The Baltimore pod, capitalizing on artistic director Kwame Kwei-Armah’s perspective as a longtime British playwright, is also commissioning work from a “leading” U.K. writer.
“It was in the air, wasn’t it?” Lerman says of the multi-city Civil War focus. Such wildly varied and high profile Hollywood output as Steven Spielberg’s “Lincoln” (based on historian Doris Kearns Goodwin’s influential book “Team of Rivals”) and Quentin Tarantino’s pulpy “Django Unchained” seem to reinforce Lerman’s claim.
Lerman will premiere a dance work of her own, “Healing Wars” (which will feature actor Bill Pullman) at Arena’s 200-seat Cradle next spring. That and a new piece by Daniel Beaty (“Emergecy”) were announced this week as part of Arena’s upcoming season. Arena is also commissioning short monologues from 25 playwrights in a series titled “Hallowed Ground.”
“I’m yearning for more crossover between dance and theater,” Lerman says, noting that the 3 1
2 weeks for “Healing Wars” at Arena will be the longest run for any dance she has made in a 35-year career.
The networking for the National Civil War Project apparently came together fairly quickly. Lerman brought the idea to Smith, who approached GW University president Steven Knapp. Harvard came in easily; Lerman was already researching “Healing Wars” there.
The “Healing Wars” process may illustrate the kind of fruitful intellectual mashup that participants are hoping to trigger.
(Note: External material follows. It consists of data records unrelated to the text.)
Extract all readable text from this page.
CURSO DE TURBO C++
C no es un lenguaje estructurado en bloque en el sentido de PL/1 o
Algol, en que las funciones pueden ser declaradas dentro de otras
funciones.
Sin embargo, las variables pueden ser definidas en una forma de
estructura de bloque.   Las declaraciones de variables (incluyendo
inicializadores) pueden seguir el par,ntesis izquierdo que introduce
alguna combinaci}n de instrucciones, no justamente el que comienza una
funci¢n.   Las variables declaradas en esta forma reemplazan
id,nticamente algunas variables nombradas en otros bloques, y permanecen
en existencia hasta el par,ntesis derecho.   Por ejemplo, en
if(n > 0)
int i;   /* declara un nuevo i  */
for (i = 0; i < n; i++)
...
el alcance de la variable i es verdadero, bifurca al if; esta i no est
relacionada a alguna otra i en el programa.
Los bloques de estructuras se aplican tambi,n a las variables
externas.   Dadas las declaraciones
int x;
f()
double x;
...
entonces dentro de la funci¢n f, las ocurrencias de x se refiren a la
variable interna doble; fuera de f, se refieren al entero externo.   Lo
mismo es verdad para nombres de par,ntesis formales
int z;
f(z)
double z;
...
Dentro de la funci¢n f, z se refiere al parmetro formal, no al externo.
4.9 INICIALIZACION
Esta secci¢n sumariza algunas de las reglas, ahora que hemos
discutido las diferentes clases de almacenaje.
Lerman was investigating women in the war, which led to questions about nursing, medicine and bodies. Brushing up against scholars and historians inspired new avenues, and now “Healing Wars” will pursue its themes right up through the war in Iraq, with characters moving back and forth through time.
Inspiration is flowing from artists to academics, too, as scholars discover that artists ask questions in different ways. “You get such interesting research questions from artists,” Lerman says.
Students will be involved in various projects as writers, performers,artists and faculty are developing new courses for the fall semester at GW, something that appears to be in the works at Harvard, as well. Knapp says that for many participants across the pods, the subject has already grown beyond the U.S. Civil War to contemporary civil wars. “That gives it a very broad outreach to a lot of academic fields,” he says.
There is no dollar figure for the project yet. Smith says each theater and university is raising funds.
As for what would be a good result of the National Civil War Project in three or four years, Knapp says, “I hope we’ve demonstrated what a theater company and a university can do together to the benefit of both that can become a kind of national model and that can have a revitalizing influence on theater culture.”